Parents' Corner
Women’s History is for All Ages
As parents, you have the opportunity to guide your children’s lives in a unique way. Giving them the tools on how to find information for themselves is a gift. Below are some suggestions to help you influence your children’s education in women’s history.
- Alert your children’s teachers and school librarians that March is National Women’s History Month. Offer help with putting up a display, organizing a program, or staging a short play for an assembly.
- Coordinate a children’s story hour at your local library, with volunteers reading stories about famous women in history. Provide copied pages from women’s history coloring books in the Women’s History Catalog for children to take home -- request our free mail-order catalog, or order by phone.

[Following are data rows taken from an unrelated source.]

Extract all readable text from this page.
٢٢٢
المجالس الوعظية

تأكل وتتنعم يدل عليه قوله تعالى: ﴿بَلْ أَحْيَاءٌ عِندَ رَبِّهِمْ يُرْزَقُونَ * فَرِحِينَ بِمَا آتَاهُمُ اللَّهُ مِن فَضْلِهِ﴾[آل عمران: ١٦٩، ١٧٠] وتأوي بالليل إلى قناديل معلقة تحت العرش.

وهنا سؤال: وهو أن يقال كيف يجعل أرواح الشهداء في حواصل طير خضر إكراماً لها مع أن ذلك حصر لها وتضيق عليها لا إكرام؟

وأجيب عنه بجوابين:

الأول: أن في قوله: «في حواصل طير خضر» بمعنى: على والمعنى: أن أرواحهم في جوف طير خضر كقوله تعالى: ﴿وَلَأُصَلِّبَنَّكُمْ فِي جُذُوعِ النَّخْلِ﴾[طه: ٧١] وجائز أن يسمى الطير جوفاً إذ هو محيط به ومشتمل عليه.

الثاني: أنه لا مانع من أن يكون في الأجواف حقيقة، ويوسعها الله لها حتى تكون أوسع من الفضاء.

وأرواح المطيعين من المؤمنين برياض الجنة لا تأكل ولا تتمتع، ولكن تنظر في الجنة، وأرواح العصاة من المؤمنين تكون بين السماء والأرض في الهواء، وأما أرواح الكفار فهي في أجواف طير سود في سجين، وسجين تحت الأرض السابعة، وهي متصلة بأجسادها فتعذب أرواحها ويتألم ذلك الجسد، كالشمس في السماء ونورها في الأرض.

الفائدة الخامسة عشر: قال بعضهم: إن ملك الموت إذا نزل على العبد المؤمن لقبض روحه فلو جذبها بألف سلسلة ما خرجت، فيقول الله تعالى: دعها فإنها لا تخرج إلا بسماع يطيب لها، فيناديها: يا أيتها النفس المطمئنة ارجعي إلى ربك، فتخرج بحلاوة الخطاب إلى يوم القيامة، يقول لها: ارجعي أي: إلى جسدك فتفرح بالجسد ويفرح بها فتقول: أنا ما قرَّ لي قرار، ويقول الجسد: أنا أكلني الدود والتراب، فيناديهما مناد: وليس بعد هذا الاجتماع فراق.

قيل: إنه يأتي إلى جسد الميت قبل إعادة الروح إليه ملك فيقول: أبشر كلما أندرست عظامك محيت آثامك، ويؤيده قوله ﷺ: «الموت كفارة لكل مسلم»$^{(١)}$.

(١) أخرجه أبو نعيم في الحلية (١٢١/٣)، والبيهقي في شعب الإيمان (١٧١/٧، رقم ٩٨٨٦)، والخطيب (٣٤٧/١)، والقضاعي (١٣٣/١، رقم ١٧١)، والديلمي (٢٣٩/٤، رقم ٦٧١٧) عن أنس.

- Put on a long skirt and wide-brimmed hat and present yourself as a woman from history to a class or after–school group. Perhaps you were a woman who lobbied for women’s right to vote, trekked west during the Gold Rush, or prospected in Alaska? Now’s your chance to time travel! Guides from the National Women’s History Project are available — through our mail–order catalog.
- Ask for time on the agenda of a school board or parent-teacher meeting to speak about the value to girls and boys alike of observing National Women’s History Month. The National Women’s History Project office can supply you with information and talking points, or inexpensive videos that explain it all.
- Do the books and magazines your children enjoy focus equally on stories of girls or women in positive central roles? If not, help them write letters to the editors offering specific ideas for future editions.
- Ask children, girls and boys, to check on whether women of achievement are included in their history, literature and science class materials. If not, suggest materials to their teachers that will help balance their presentations. The students can write to the book editors with suggestions about women to include in future editions, too.